Vous pouvez être usufruitier dans l’une de ces situations :

  • Si vous êtes parents, vous avez l’usufruit sur les biens de vos enfants âgés de moins de 16 ans. Vos enfants sont les nus propriétaires des biens.
  • Si vous êtes veuf ou veuve, vous recevez le patrimoine de votre époux ou épouse décédé(e) en usufruit. Les enfants du défunt deviennent nus propriétaires des biens. Il est possible de bénéficier d’un usufruit par testament ou par contrat (vente ou donation d’un droit d’usufruit).

L’usufruitier a des droits et obligations. Le droit à l’usufruit est temporaire. Il peut être aussi viager.

Un point à retenir : Suite à un décès, les héritiers qui recueillent un bien en nue-propriété (et non en pleine propriété), peuvent demander à ce que le paiement des droits de succession soit différé. C’est le cas par exemple si le conjoint survivant du défunt conserve l’usufruit. Les droits seront alors dus au plus tard six mois après la réunion de l’usufruit et de la nue-propriété (par exemple au décès du conjoint usufruitier) ou la vente du bien ; durant le différé de paiement, l’administration fiscale accorde un crédit aux héritiers qui peuvent :

  • soit payer à terme ces droits calculés sur la nue-propriété, après avoir réglé, chaque année de différé, un intérêt calculé sur les droits de succession (ce taux s’élevait à 1,2% pour une demande en 2022)
  • soit payer à l’issue du différé, les droits de succession calculés comme s’ils avaient recueilli la pleine propriété. Notez que cette option peut être intéressante si le décès de l’usufruitier intervient de nombreuses années après et que le bien a pris de la valeur. Dans ce cas, aucun intérêt n’est dû au Trésor public.
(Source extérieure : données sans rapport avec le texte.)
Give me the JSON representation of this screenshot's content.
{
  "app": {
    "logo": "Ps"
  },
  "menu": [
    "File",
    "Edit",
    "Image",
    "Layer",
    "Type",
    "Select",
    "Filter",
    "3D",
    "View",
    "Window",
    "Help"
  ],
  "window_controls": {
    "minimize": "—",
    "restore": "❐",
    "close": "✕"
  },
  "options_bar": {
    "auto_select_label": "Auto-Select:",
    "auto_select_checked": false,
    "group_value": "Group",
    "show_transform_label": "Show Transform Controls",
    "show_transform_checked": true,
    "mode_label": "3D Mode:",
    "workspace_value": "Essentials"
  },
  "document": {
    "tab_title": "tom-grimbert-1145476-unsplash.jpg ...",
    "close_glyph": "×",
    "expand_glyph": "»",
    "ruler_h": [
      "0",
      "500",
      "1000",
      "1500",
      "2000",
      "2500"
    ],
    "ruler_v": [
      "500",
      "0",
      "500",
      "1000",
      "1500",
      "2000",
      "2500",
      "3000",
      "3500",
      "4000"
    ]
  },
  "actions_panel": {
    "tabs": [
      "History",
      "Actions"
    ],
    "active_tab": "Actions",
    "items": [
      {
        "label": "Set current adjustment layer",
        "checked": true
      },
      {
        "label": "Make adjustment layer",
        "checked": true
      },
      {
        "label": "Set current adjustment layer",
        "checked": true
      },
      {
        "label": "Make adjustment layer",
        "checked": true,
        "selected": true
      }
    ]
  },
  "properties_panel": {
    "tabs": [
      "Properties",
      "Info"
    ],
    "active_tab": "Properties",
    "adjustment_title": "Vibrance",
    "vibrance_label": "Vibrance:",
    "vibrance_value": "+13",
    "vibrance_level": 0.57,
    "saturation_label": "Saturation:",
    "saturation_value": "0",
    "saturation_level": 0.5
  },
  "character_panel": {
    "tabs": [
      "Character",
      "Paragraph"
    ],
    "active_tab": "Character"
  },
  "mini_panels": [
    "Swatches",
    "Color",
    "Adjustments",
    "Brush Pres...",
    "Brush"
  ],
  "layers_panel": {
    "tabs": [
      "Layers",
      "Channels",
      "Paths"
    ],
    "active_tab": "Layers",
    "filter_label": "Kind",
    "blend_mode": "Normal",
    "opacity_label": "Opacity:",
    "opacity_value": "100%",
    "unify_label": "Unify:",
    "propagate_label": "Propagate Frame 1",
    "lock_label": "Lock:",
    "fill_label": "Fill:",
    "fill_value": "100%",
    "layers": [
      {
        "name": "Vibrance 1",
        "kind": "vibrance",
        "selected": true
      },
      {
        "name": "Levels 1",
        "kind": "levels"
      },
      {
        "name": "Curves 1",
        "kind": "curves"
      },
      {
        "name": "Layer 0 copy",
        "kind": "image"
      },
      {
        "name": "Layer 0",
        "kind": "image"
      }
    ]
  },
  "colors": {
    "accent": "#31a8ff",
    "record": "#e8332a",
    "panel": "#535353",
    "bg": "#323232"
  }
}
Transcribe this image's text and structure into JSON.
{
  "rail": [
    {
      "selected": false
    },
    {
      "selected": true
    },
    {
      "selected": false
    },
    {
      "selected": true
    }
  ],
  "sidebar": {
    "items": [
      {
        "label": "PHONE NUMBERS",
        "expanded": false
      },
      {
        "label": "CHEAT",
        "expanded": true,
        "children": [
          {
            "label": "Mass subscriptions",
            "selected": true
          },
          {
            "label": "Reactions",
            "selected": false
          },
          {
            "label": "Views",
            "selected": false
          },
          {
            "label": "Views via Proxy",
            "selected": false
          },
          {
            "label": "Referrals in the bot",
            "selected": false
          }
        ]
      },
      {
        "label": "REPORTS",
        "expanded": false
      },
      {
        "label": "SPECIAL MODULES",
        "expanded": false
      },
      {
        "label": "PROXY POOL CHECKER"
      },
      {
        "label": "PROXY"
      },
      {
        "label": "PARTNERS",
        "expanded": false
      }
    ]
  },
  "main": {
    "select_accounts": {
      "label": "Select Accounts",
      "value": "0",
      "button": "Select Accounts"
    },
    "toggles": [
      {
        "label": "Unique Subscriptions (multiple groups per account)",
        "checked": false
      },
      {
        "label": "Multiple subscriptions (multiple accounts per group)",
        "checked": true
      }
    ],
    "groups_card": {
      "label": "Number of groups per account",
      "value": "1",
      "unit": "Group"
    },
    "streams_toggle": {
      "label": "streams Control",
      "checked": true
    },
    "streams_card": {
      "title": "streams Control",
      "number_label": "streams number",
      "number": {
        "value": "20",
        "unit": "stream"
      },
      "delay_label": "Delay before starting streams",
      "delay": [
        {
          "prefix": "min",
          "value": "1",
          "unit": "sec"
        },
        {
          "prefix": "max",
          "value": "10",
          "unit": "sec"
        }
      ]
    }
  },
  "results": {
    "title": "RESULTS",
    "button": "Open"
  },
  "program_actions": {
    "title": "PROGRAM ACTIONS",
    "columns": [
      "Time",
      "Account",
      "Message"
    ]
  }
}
(1) La prescription acquisitive c’est la durée de détention/usage à partir de laquelle une personne est réputée définitivement propriétaire d’un bien, sans en avoir fait l’acquisition. En d’autres termes, une personne qui use d’un bien, sans en être propriétaire pendant une durée de 30 ans, et que les tiers considèrent propriétaire du bien, devient alors propriétaire du bien. Exemple : Un bien immobilier est laissé à l’abandon et aucune personne n'en manifeste la propriété. Monsieur X prend en charge la rénovation du bâtiment et habite le bien pendant 30 ans. Il devient alors plein propriétaire à partir de ce délai. Remarque : Ce délai de 30 ans peut être ramené à 10 ans si Monsieur X est un possesseur de bonne foi, i.e. s'il croit avoir acquis la propriété auprès du véritable propriétaire.

(2) Il est possible de prévoir, par l’intermédiaire d’une convention que le nu-propriétaire prendra à sa charge le paiement de la taxe foncière.